Par ailleurs, les promesses de rajeunissement de la direction du PND sont loin d’être tenues. L’élection à la présidence de l’Assemblée, finalement échue à Fathi Srour, membre de la vieille garde, n’a été possible qu’après moult tergiversations dans les couloirs du Parlement. Les interminables conciliabules ayant précédé la désignation de Srour ont mis à nu les divergences entre les barons du parti, protégés de Hosni Moubarak, et les jeunes loups du PND, de plus en plus pressés d’investir l’antichambre du pouvoir.
Même si le résultat du scrutin conforte la vieille garde, les concertations se sont si mal passées que l’on n’écarte plus l’idée d’une dissidence ouverte menant à la création d’un nouveau parti autour de « l’aile réformatrice », donc autour de Gamal Moubarak.
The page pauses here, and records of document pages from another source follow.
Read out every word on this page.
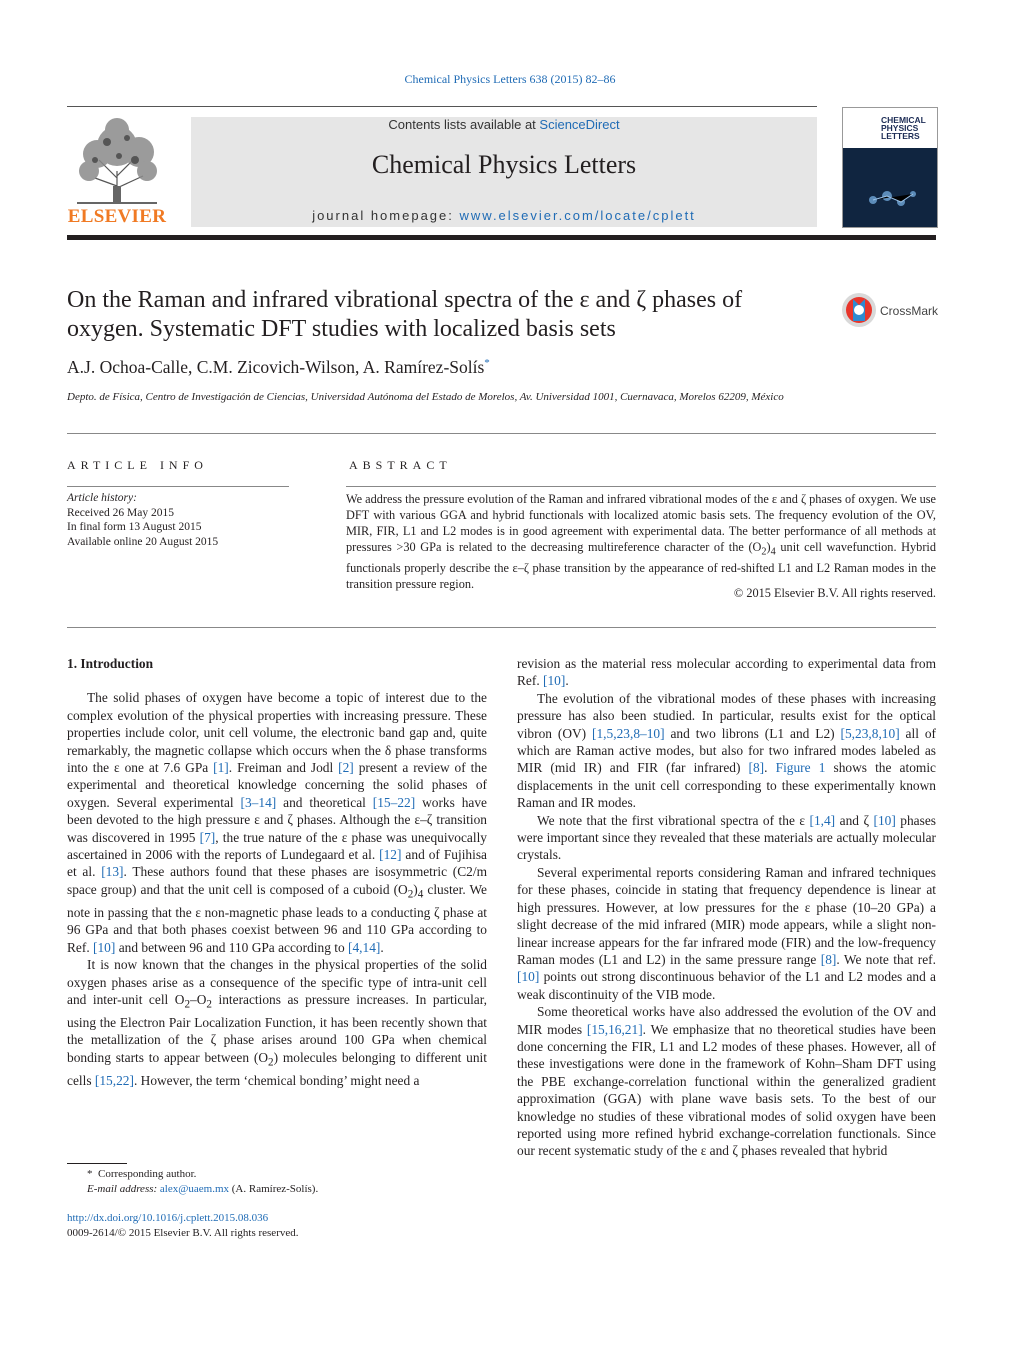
Chemical Physics Letters 638 (2015) 82–86
ELSEVIER
Contents lists available at ScienceDirect
Chemical Physics Letters
journal homepage: www.elsevier.com/locate/cplett
CHEMICAL
PHYSICS
LETTERS
On the Raman and infrared vibrational spectra of the ε and ζ phases of
oxygen. Systematic DFT studies with localized basis sets
CrossMark
A.J. Ochoa-Calle, C.M. Zicovich-Wilson, A. Ramírez-Solís*
Depto. de Física, Centro de Investigación de Ciencias, Universidad Autónoma del Estado de Morelos, Av. Universidad 1001, Cuernavaca, Morelos 62209, México
ARTICLE INFO	ABSTRACT
Article history:
Received 26 May 2015
In final form 13 August 2015
Available online 20 August 2015
We address the pressure evolution of the Raman and infrared vibrational modes of the ε and ζ phases of oxygen. We use DFT with various GGA and hybrid functionals with localized atomic basis sets. The frequency evolution of the OV, MIR, FIR, L1 and L2 modes is in good agreement with experimental data. The better performance of all methods at pressures >30 GPa is related to the decreasing multireference character of the $(O_2)_4$ unit cell wavefunction. Hybrid functionals properly describe the ε–ζ phase transition by the appearance of red-shifted L1 and L2 Raman modes in the transition pressure region.
© 2015 Elsevier B.V. All rights reserved.

1. Introduction

The solid phases of oxygen have become a topic of interest due to the complex evolution of the physical properties with increasing pressure. These properties include color, unit cell volume, the electronic band gap and, quite remarkably, the magnetic collapse which occurs when the δ phase transforms into the ε one at 7.6 GPa [1]. Freiman and Jodl [2] present a review of the experimental and theoretical knowledge concerning the solid phases of oxygen. Several experimental [3–14] and theoretical [15–22] works have been devoted to the high pressure ε and ζ phases. Although the ε–ζ transition was discovered in 1995 [7], the true nature of the ε phase was unequivocally ascertained in 2006 with the reports of Lundegaard et al. [12] and of Fujihisa et al. [13]. These authors found that these phases are isosymmetric (C2/m space group) and that the unit cell is composed of a cuboid $(O_2)_4$ cluster. We note in passing that the ε non-magnetic phase leads to a conducting ζ phase at 96 GPa and that both phases coexist between 96 and 110 GPa according to Ref. [10] and between 96 and 110 GPa according to [4,14].

It is now known that the changes in the physical properties of the solid oxygen phases arise as a consequence of the specific type of intra-unit cell and inter-unit cell $O_2-O_2$ interactions as pressure increases. In particular, using the Electron Pair Localization Function, it has been recently shown that the metallization of the ζ phase arises around 100 GPa when chemical bonding starts to appear between $(O_2)$ molecules belonging to different unit cells [15,22]. However, the term ‘chemical bonding’ might need a

revision as the material ress molecular according to experimental data from Ref. [10].

The evolution of the vibrational modes of these phases with increasing pressure has also been studied. In particular, results exist for the optical vibron (OV) [1,5,23,8–10] and two librons (L1 and L2) [5,23,8,10] all of which are Raman active modes, but also for two infrared modes labeled as MIR (mid IR) and FIR (far infrared) [8]. Figure 1 shows the atomic displacements in the unit cell corresponding to these experimentally known Raman and IR modes.

We note that the first vibrational spectra of the ε [1,4] and ζ [10] phases were important since they revealed that these materials are actually molecular crystals.

Several experimental reports considering Raman and infrared techniques for these phases, coincide in stating that frequency dependence is linear at high pressures. However, at low pressures for the ε phase (10–20 GPa) a slight decrease of the mid infrared (MIR) mode appears, while a slight non-linear increase appears for the far infrared mode (FIR) and the low-frequency Raman modes (L1 and L2) in the same pressure range [8]. We note that ref. [10] points out strong discontinuous behavior of the L1 and L2 modes and a weak discontinuity of the VIB mode.

Some theoretical works have also addressed the evolution of the OV and MIR modes [15,16,21]. We emphasize that no theoretical studies have been done concerning the FIR, L1 and L2 modes of these phases. However, all of these investigations were done in the framework of Kohn–Sham DFT using the PBE exchange-correlation functional within the generalized gradient approximation (GGA) with plane wave basis sets. To the best of our knowledge no studies of these vibrational modes of solid oxygen have been reported using more refined hybrid exchange-correlation functionals. Since our recent systematic study of the ε and ζ phases revealed that hybrid

* Corresponding author.
E-mail address: alex@uaem.mx (A. Ramírez-Solís).
http://dx.doi.org/10.1016/j.cplett.2015.08.036
0009-2614/© 2015 Elsevier B.V. All rights reserved.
Paradoxalement, la victoire arithmétique du PND a des allures de défaite. Mais les plus défaits restent les candidats de l’opposition laïque regroupée, il y a peu, au sein du mouvement Kifaya (« Ça suffit ! ») qui s’était mobilisée, en vain, contre un nouveau mandat pour Hosni Moubarak. Pour la première fois, le Parlement ne comptera aucun représentant du Parti nassérien. Ayman Nour a peut-être obtenu près de 10 % des voix lors de la présidentielle de septembre 2005, mais il n’a pas réussi à conserver son fauteuil de député, battu dans son propre fief par un candidat PND. L’ensemble des partis de l’opposition laïque réunit péniblement 14 députés dans la nouvelle Assemblée.
Un président vieillissant et malade, une fronde de la jeune garde au sein du parti au pouvoir, une opposition laïque laminée, des fondamentalistes requinqués et une économie au bord de la banqueroute, le tout dans une situation régionale explosive et sur fond de menace permanente d’attaques terroristes. Jamais l’Égypte n’a eu à faire face à autant d’incertitudes.